慌ててバイクを止めれば、亀裂を走らせた以外の破壊行為はない。単なる足止め、というところか。
『……やって、くれたな?』
次のイベントに向けての『インターバル』をつくるための工作。
周りにいるモブとも呼ばれる、サブプレイヤーたちはチャット機能で『どこだ?』『見つかんね』とかガヤガヤしているだけだ。プレスリリースしたばかりとは言え、VRに慣れていない者もいるから仕方ないだろう。
ここは、仕方なく『タチカワ』として演じることを選んだ。
『うっせぇ!! ガチャガチャ騒いでないで、先回り出来るルートを探して足止めするとか考えろ!!』
『『『『『は、はい!!?』』』』』
内心は藍葉に会えないことへの苛立ちが表に出ているだけなのだが、効果覿面だったようでサブプレイヤーたちは一斉に散って仕事をし出した。さて、自分はどうするかと決めても彼らと同行する気はないので……もう一度、『ドクター』に声掛けすれば藍葉と話せるのでは?と今更ながら思いついたのだが。

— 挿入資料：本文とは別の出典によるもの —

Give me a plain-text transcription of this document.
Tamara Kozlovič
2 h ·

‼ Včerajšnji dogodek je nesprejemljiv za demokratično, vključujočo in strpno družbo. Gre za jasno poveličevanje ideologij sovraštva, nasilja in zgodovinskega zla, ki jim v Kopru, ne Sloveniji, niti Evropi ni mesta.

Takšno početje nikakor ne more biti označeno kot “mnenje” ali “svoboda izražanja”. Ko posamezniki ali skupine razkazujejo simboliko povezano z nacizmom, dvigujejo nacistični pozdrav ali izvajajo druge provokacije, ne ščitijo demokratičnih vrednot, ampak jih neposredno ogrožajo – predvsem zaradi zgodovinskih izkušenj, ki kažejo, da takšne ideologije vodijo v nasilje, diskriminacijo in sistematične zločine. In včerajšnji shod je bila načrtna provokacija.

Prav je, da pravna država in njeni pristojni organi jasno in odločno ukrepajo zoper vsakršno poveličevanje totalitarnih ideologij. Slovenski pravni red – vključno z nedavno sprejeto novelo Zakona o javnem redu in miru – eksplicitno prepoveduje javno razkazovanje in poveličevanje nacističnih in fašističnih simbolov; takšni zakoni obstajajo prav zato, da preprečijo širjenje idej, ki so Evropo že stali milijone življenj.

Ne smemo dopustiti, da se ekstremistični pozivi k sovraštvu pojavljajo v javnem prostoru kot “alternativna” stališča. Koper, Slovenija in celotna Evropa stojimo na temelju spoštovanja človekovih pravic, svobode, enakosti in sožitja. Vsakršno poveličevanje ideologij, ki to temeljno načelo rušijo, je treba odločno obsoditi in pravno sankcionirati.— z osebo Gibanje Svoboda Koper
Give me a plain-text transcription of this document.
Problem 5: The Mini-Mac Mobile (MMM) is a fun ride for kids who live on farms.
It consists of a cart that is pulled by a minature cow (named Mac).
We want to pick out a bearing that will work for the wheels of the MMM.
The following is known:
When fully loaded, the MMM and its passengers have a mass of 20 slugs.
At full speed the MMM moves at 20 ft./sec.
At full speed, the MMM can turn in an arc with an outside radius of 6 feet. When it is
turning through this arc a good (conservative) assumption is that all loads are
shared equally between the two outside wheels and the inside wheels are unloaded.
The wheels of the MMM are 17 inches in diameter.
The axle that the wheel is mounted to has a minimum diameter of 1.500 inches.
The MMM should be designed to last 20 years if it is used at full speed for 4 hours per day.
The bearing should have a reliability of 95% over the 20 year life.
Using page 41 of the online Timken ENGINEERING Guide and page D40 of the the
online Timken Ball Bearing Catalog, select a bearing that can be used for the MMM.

藍葉はまったくログインしていなかったため、『ドクター』もだがほかのNPC担当がほとんどいない状況。
これだと、『異世界ファーム』の方にログインした方がいいのか、となんとかゴーグルを外せないのかと意識を浮上させてみたが勝手に出来なかった。
(奈月がいじったんんか??)
藍葉の保護はこちらに任せ、仕事を半分任せるのに成樹を留めさせているのは。付き合いがそこそこある先輩としては容易に想像がつくので、諦めるしかなかった。